Tens of billions of dollars in corporate loans are likely to default over the next year as companies, especially software and data services firms owned by private equity, get squeezed by the AI threat, Mish said in a Wednesday research note.

“We’re pricing in part of what we call a rapid, aggressive disruption scenario,” Mish, UBS head of credit strategy, told CNBC in an interview.

The UBS analyst said he and his colleagues have rushed to update their forecasts for this year and beyond because the latest models from Anthropic and OpenAI have sped up expectations of the arrival of AI disruption.

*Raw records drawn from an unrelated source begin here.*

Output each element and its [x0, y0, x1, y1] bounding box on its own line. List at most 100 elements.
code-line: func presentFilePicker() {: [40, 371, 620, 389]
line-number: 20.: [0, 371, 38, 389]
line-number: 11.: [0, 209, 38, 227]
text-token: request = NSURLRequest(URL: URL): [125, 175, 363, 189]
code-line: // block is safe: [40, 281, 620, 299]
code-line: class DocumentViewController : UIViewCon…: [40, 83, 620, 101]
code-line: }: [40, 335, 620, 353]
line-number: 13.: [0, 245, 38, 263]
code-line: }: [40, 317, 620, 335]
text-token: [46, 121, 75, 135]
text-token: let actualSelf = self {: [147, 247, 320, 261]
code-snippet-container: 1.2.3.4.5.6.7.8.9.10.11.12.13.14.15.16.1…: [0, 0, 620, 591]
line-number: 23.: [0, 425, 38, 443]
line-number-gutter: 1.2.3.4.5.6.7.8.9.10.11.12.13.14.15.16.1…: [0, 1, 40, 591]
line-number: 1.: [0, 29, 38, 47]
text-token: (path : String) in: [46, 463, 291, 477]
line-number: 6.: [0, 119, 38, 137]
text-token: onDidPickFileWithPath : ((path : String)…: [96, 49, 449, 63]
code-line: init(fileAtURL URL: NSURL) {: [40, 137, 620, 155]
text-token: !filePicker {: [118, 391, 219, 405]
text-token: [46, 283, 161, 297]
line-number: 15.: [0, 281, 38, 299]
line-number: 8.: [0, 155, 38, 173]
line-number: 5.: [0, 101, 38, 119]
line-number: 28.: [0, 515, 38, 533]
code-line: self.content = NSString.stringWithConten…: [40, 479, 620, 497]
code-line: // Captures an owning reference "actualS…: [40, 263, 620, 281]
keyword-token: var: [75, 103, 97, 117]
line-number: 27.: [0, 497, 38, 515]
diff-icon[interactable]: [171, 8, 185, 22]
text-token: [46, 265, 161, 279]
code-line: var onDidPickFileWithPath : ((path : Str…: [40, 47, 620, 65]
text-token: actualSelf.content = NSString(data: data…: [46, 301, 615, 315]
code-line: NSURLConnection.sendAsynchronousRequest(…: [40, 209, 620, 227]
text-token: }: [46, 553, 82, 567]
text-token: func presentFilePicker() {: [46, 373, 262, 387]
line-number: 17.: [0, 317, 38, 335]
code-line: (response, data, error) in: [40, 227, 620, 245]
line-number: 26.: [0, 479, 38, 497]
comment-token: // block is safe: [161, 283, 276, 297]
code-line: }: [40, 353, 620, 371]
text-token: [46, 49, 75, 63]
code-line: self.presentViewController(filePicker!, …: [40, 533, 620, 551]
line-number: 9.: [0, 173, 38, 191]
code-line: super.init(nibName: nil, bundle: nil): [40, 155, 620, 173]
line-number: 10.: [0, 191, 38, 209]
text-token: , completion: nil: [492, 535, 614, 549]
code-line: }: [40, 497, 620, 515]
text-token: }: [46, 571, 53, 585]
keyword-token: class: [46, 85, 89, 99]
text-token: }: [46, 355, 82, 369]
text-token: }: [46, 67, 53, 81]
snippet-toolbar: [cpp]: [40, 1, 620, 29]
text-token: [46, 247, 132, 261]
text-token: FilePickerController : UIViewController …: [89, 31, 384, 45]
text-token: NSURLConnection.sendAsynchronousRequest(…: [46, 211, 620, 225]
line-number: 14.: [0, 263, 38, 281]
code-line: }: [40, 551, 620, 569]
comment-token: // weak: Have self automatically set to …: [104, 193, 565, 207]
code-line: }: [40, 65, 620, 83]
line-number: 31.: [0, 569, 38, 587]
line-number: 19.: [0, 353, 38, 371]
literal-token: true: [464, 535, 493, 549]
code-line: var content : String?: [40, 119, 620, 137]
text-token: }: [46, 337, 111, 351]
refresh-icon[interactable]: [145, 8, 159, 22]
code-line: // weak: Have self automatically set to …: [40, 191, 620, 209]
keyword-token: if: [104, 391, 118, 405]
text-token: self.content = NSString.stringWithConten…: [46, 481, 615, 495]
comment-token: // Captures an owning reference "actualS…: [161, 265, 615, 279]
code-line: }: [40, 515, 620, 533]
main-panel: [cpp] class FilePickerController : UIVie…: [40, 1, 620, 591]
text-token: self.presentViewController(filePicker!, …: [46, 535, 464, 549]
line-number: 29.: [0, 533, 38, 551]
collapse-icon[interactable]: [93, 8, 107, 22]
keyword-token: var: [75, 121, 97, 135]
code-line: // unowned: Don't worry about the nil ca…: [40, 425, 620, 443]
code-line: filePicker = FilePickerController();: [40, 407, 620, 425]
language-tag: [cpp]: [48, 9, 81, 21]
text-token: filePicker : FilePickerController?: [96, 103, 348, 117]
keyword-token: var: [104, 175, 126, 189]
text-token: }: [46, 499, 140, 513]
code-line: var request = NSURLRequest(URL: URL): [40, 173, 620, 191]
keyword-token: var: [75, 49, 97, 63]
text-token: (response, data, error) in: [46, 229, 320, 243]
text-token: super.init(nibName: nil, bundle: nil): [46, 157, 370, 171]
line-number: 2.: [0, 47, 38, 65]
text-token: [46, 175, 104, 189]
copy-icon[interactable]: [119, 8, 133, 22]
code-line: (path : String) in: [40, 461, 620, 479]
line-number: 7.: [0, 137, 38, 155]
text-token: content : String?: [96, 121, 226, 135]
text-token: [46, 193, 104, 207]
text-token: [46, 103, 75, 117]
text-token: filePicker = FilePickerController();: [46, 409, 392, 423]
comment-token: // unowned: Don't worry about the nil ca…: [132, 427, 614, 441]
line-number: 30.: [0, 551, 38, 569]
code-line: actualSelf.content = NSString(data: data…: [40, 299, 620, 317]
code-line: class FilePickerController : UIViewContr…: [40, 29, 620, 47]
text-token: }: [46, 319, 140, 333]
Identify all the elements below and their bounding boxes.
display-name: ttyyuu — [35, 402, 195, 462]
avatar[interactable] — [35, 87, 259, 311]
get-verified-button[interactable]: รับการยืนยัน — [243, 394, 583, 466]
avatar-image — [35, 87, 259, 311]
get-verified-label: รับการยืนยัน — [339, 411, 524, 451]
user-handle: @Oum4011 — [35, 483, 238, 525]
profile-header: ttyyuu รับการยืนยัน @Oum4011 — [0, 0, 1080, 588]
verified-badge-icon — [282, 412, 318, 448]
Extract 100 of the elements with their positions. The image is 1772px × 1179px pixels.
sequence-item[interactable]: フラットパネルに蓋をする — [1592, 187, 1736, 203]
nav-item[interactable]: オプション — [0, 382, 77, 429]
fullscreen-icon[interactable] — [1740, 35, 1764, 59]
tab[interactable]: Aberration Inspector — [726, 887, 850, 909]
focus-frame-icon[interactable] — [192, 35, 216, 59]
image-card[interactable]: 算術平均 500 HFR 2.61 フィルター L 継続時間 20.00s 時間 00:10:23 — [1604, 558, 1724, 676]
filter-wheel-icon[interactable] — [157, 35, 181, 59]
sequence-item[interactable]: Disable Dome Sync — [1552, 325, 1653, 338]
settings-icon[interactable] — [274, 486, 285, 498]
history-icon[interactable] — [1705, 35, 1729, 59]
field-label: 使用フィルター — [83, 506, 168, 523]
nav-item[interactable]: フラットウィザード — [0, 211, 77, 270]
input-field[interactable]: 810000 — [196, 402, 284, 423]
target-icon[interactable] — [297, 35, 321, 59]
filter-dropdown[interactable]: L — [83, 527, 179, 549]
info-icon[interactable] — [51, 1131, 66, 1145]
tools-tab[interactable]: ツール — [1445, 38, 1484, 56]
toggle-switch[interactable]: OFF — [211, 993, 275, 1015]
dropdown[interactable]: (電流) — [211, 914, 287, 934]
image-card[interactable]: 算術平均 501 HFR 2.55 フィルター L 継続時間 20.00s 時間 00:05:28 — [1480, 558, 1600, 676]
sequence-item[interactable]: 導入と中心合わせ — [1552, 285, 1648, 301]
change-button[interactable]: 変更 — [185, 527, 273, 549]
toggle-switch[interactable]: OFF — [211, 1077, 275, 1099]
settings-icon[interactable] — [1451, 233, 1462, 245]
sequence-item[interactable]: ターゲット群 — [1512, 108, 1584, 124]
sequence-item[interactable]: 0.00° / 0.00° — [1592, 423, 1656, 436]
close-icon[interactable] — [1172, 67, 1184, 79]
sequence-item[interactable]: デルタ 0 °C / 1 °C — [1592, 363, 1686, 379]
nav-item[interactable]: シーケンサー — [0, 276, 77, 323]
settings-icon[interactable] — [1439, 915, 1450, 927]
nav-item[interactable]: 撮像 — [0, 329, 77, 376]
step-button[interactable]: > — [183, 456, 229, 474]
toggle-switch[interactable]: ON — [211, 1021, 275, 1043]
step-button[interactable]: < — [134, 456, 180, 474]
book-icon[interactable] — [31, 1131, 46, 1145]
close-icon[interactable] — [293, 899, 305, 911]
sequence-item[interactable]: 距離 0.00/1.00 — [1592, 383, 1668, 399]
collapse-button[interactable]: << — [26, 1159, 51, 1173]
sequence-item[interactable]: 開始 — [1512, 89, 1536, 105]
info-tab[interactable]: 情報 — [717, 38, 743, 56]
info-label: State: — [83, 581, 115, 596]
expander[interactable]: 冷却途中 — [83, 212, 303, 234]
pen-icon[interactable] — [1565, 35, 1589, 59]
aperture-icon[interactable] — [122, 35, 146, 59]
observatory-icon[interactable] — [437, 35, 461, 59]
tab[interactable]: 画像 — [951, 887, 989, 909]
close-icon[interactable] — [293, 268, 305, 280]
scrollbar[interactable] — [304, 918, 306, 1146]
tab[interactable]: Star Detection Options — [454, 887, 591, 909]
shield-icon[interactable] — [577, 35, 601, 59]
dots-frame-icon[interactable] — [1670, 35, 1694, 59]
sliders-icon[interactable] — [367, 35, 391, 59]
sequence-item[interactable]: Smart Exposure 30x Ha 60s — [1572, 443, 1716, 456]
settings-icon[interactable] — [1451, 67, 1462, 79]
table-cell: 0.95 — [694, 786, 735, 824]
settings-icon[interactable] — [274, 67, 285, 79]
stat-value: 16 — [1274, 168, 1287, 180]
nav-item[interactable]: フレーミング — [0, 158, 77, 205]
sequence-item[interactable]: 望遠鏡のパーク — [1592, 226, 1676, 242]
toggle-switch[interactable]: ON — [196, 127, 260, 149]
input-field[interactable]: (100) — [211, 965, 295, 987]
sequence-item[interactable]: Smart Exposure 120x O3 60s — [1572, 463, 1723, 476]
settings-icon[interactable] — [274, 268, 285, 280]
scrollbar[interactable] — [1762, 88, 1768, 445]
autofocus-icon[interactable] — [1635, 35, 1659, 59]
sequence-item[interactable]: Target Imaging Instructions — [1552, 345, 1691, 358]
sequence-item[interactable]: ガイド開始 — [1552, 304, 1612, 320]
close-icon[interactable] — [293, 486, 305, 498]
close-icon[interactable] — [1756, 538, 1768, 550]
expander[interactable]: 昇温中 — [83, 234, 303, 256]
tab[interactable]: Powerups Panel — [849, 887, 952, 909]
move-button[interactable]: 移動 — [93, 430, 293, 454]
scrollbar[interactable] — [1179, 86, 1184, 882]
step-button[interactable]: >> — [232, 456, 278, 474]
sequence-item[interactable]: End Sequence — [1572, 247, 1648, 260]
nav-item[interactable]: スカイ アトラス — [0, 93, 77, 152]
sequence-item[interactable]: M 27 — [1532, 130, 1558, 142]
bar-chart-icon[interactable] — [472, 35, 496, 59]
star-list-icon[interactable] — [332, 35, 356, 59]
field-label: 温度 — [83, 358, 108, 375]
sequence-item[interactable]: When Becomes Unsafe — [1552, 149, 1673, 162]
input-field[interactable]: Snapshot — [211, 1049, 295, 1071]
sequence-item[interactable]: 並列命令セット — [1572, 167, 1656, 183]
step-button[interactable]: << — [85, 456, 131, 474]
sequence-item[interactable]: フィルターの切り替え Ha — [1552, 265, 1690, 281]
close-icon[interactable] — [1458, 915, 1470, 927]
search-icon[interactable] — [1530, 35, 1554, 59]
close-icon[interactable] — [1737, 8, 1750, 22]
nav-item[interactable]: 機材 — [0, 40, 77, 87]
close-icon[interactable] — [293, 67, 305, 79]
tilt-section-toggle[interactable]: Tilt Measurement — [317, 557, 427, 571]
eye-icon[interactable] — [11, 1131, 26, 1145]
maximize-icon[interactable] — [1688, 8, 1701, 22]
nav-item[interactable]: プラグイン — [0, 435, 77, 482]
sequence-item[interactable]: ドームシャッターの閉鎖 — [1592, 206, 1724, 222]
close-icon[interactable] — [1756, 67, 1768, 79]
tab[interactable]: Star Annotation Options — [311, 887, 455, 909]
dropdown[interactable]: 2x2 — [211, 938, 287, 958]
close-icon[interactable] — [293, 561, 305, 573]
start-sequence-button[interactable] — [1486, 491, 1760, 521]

“The market has been slow to react because they didn’t really think it was going to happen this fast,” Mish said. “People are having to recalibrate the whole way that they look at evaluating credit for this disruption risk, because it’s not a ’27 or ’28 issue.”

Investor concerns around AI boiled over this month as the market shifted from viewing the technology as a rising tide story for technology companies to more of a winner-take-all dynamic where Anthropic, OpenAI and others threaten incumbents. Software firms were hit first and hardest, but a rolling series of sell-offs hit sectors as disparate as finance, real estate and trucking.

In his note, Mish and other UBS analysts lay out a baseline scenario in which borrowers of leveraged loans and private credit see a combined $75 billion to $120 billion in fresh defaults by the end of this year.

CNBC calculated those figures by using Mish’s estimates for increases of up to 2.5% and up to 4% in defaults for leveraged loans and private credit, respectively, by late 2026. Those are markets which he estimates to be $1.5 trillion and $2 trillion in size.

‘Credit crunch’?

But Mish also highlighted the possibility of a more sudden, painful AI transition in which defaults jump by twice the estimates for his base assumption, cutting off funding for many companies, he said. The scenario is what’s known in Wall Street jargon as a “tail risk.”

“The knock-on effect will be that you will have a credit crunch in loan markets,” he said. “You will have a broad repricing of leveraged credit, and you will have a shock to the system coming from credit.”

While the risks are rising, they will be governed by the timing of AI adoption by large corporations, the pace of AI model improvements and other uncertain factors, according to the UBS analyst.

“We’re not yet calling for that tail-risk scenario, but we are moving in that direction,” he said.

Leveraged loans and private credit are generally considered among the riskier corners of corporate credit, since they often finance below-investment-grade companies, many of them backed by private equity and carrying higher levels of debt.

When it comes to the AI trade, companies can be placed into three broad categories, according to Mish: The first are creators of the foundational large language models such as Anthropic and OpenAI, which are startups but could soon be large, publicly traded companies.

The second are investment-grade software firms like Salesforce and Adobe that have robust balance sheets and can implement AI to fend off challengers.

The last category is the cohort of private equity-owned software and data services companies with relatively high levels of debt.

“The winners of this entire transformation — if it really becomes, as we’re increasingly believing, a rapid and very disruptive or severe [change] — the winners are least likely to come from that third bucket,” Mish said.